Future of WGS in diagnostic routine
Mattias Van Heetvelde acknowledges that while the integration of WGS into routine medical diagnostics holds promise, it brings significant challenges. One of the primary obstacles is the interpretation of the vast amount of data generated by WGS, especially for non-coding regions of the genome, where much is still unknown. Although there is optimism, as technology advances and more data are gathered, it will take time to build the necessary databases and perform synchronized multi-omics and functional studies to understand these changes.

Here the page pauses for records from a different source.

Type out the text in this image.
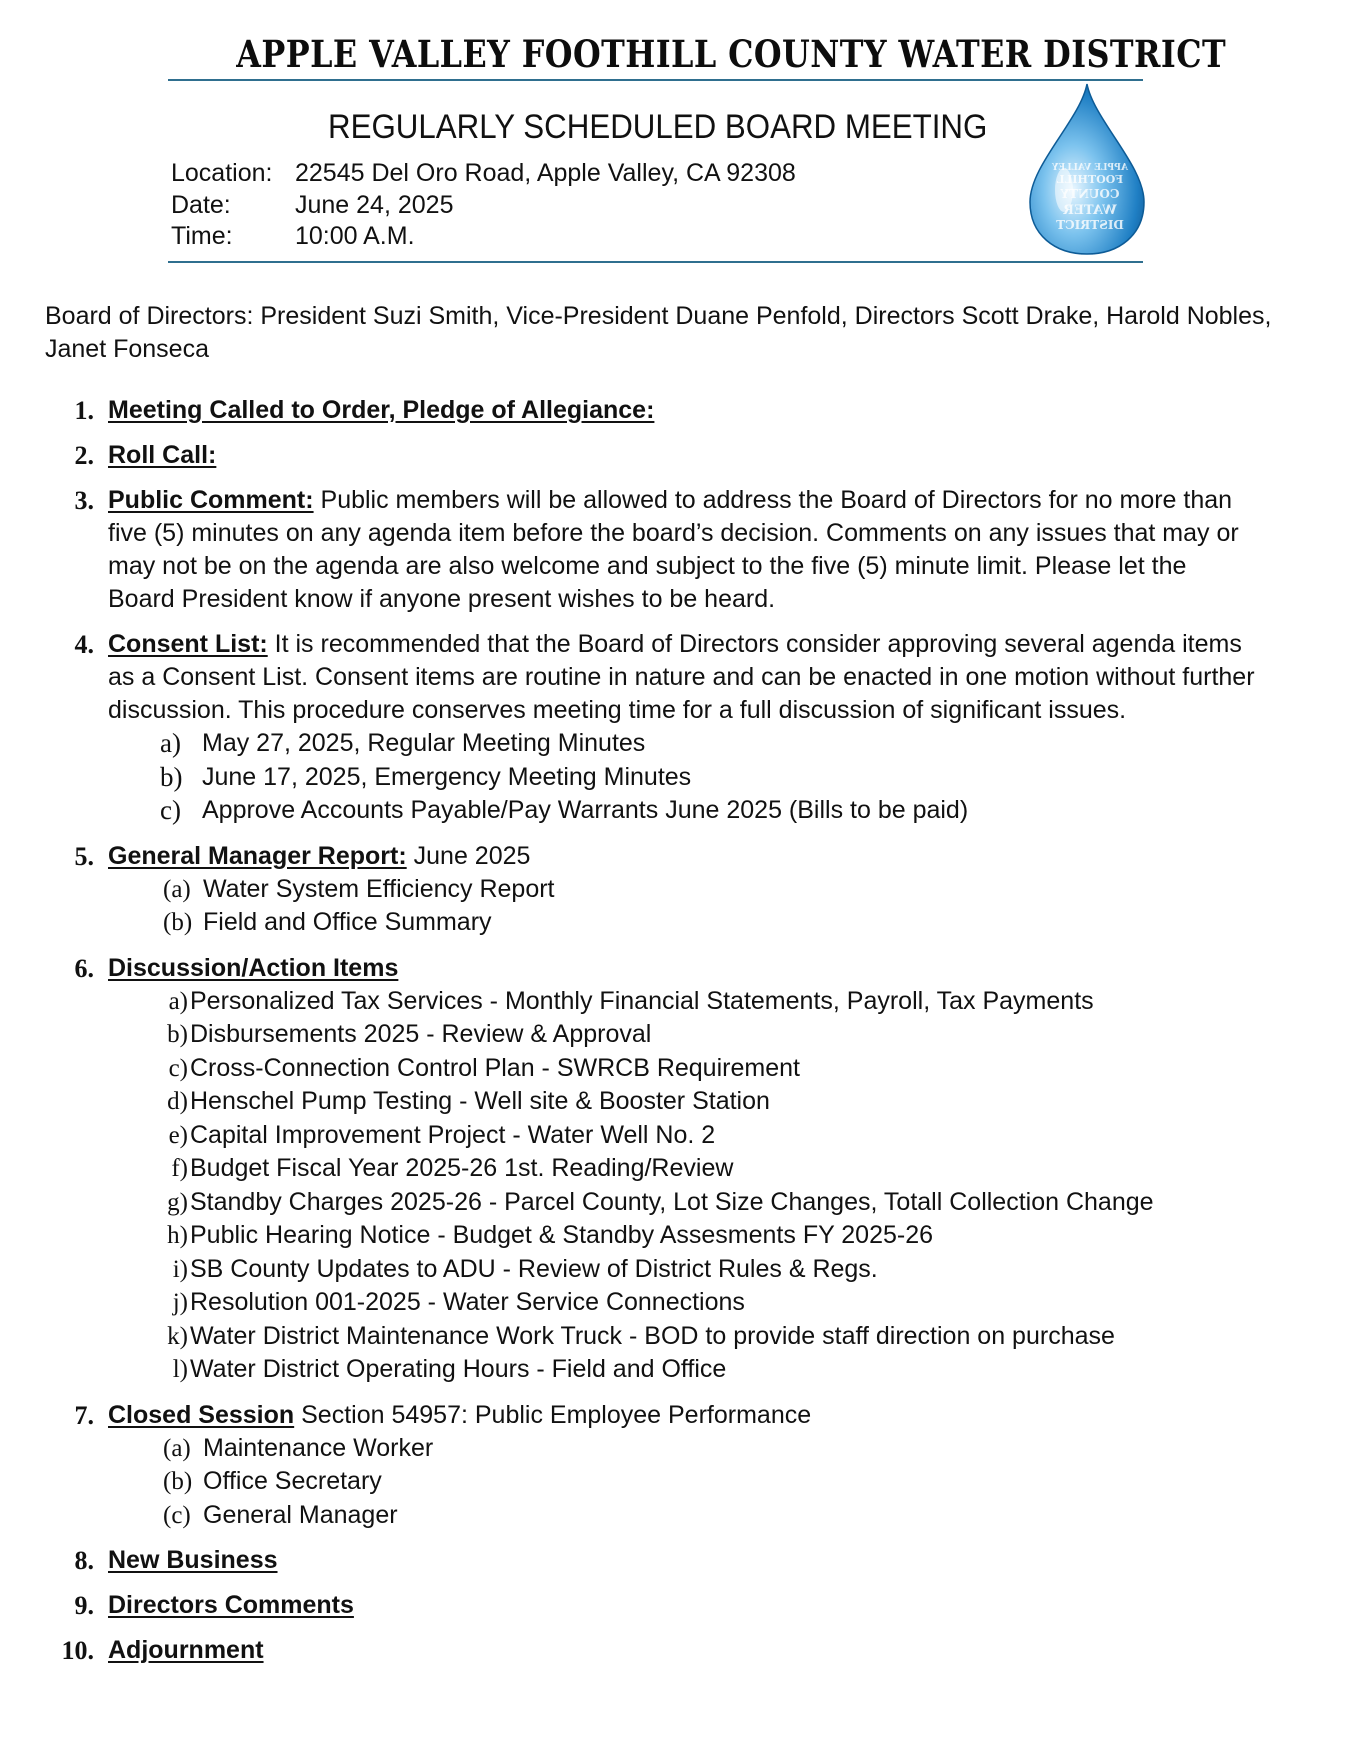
APPLE VALLEY FOOTHILL COUNTY WATER DISTRICT
REGULARLY SCHEDULED BOARD MEETING
Location: 22545 Del Oro Road, Apple Valley, CA 92308
Date:	June 24, 2025
Time: 10:00 A.M.
APPLE VALLEY
FOOTHILL
COUNTY
WATER
DISTRICT
Board of Directors: President Suzi Smith, Vice-President Duane Penfold, Directors Scott Drake, Harold Nobles, Janet Fonseca
1. Meeting Called to Order, Pledge of Allegiance:
2. Roll Call:
3. Public Comment: Public members will be allowed to address the Board of Directors for no more than five (5) minutes on any agenda item before the board’s decision. Comments on any issues that may or may not be on the agenda are also welcome and subject to the five (5) minute limit. Please let the Board President know if anyone present wishes to be heard.
4. Consent List: It is recommended that the Board of Directors consider approving several agenda items as a Consent List. Consent items are routine in nature and can be enacted in one motion without further discussion. This procedure conserves meeting time for a full discussion of significant issues.
a) May 27, 2025, Regular Meeting Minutes
b) June 17, 2025, Emergency Meeting Minutes
c) Approve Accounts Payable/Pay Warrants June 2025 (Bills to be paid)
5. General Manager Report: June 2025
(a) Water System Efficiency Report
(b) Field and Office Summary
6. Discussion/Action Items
a) Personalized Tax Services - Monthly Financial Statements, Payroll, Tax Payments
b) Disbursements 2025 - Review & Approval
c) Cross-Connection Control Plan - SWRCB Requirement
d) Henschel Pump Testing - Well site & Booster Station
e) Capital Improvement Project - Water Well No. 2
f) Budget Fiscal Year 2025-26 1st. Reading/Review
g) Standby Charges 2025-26 - Parcel County, Lot Size Changes, Totall Collection Change
h) Public Hearing Notice - Budget & Standby Assesments FY 2025-26
i) SB County Updates to ADU - Review of District Rules & Regs.
j) Resolution 001-2025 - Water Service Connections
k) Water District Maintenance Work Truck - BOD to provide staff direction on purchase
l) Water District Operating Hours - Field and Office
7. Closed Session Section 54957: Public Employee Performance
(a) Maintenance Worker
(b) Office Secretary
(c) General Manager
8. New Business
9. Directors Comments
10. Adjournment
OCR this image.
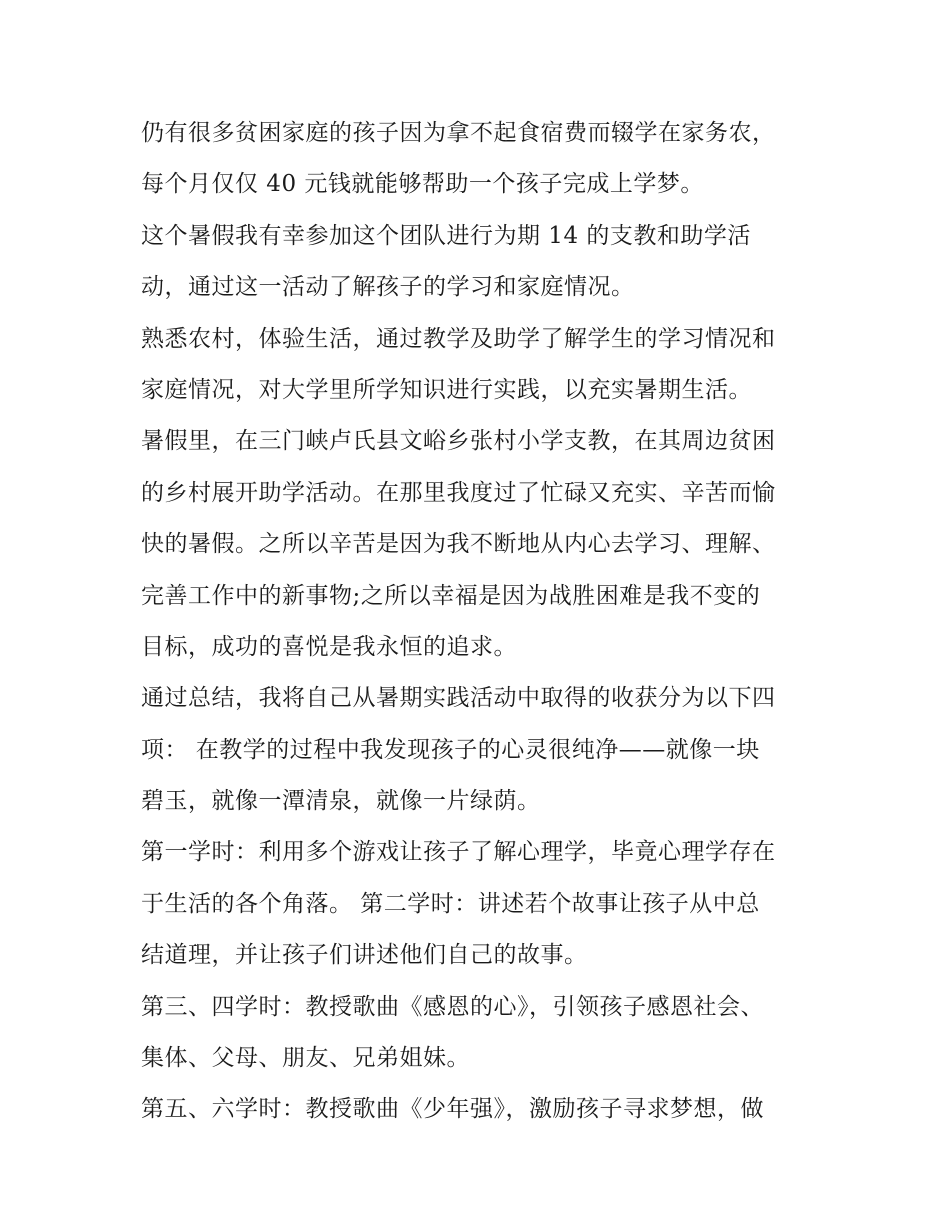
仍有很多贫困家庭的孩子因为拿不起食宿费而辍学在家务农，
每个月仅仅 40 元钱就能够帮助一个孩子完成上学梦。
这个暑假我有幸参加这个团队进行为期 14 的支教和助学活
动，通过这一活动了解孩子的学习和家庭情况。
熟悉农村，体验生活，通过教学及助学了解学生的学习情况和
家庭情况，对大学里所学知识进行实践，以充实暑期生活。
暑假里，在三门峡卢氏县文峪乡张村小学支教，在其周边贫困
的乡村展开助学活动。在那里我度过了忙碌又充实、辛苦而愉
快的暑假。之所以辛苦是因为我不断地从内心去学习、理解、
完善工作中的新事物;之所以幸福是因为战胜困难是我不变的
目标，成功的喜悦是我永恒的追求。
通过总结，我将自己从暑期实践活动中取得的收获分为以下四
项： 在教学的过程中我发现孩子的心灵很纯净——就像一块
碧玉，就像一潭清泉，就像一片绿荫。
第一学时：利用多个游戏让孩子了解心理学，毕竟心理学存在
于生活的各个角落。 第二学时：讲述若个故事让孩子从中总
结道理，并让孩子们讲述他们自己的故事。
第三、四学时：教授歌曲《感恩的心》，引领孩子感恩社会、
集体、父母、朋友、兄弟姐妹。
第五、六学时：教授歌曲《少年强》，激励孩子寻求梦想，做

Additionally, infrastructure and storage capacity are significant concerns, as current systems are primarily optimised for WES. Upscaling to accommodate WGS would require substantial investment and careful consideration of data privacy regulations. Researchers, physicians, and informed patients are eager to see WGS implemented in clinical practice, although practical and ethical issues, such as how to handle uncertain findings, need to be considered as it becomes a routine diagnostic tool.
[1] https://beshg.be/workgroups/besolverd
[2] Omics: In biology the word omics refers to the sum of constituents within a cell. The omics sciences share the overarching aim of identifying, describing, and quantifying the biomolecules and molecular processes that contribute to the form and function of cells and tissues. (Source: Brittanica). Example: just like economics is the study of all aspects related to production, consumption and trade, so is genomics the study of all aspects related to the genome.
[3] https://www.debaerelab.com/
[4] https://institute.global/insights/public-services/what-genomic-sequencing-and-why-does-it-matter-future-health
Mattias Van Heetvelde
Dr. Ir. Mattias Van Heetvelde is a postdoctoral researcher and bioinformatician at the Center for Medical Genetics in Ghent. His current work mainly focuses on omics analyses in the context of rare (eye) diseases in the lab of Prof. De Baere. He is a Bioscience Engineer by training and holds a PhD in Health Sciences (2019, Ghent University), in which he researched the attenuation of BRCA1 and BRCA2 expression by small non-coding RNAs and their potential for synthetic lethality.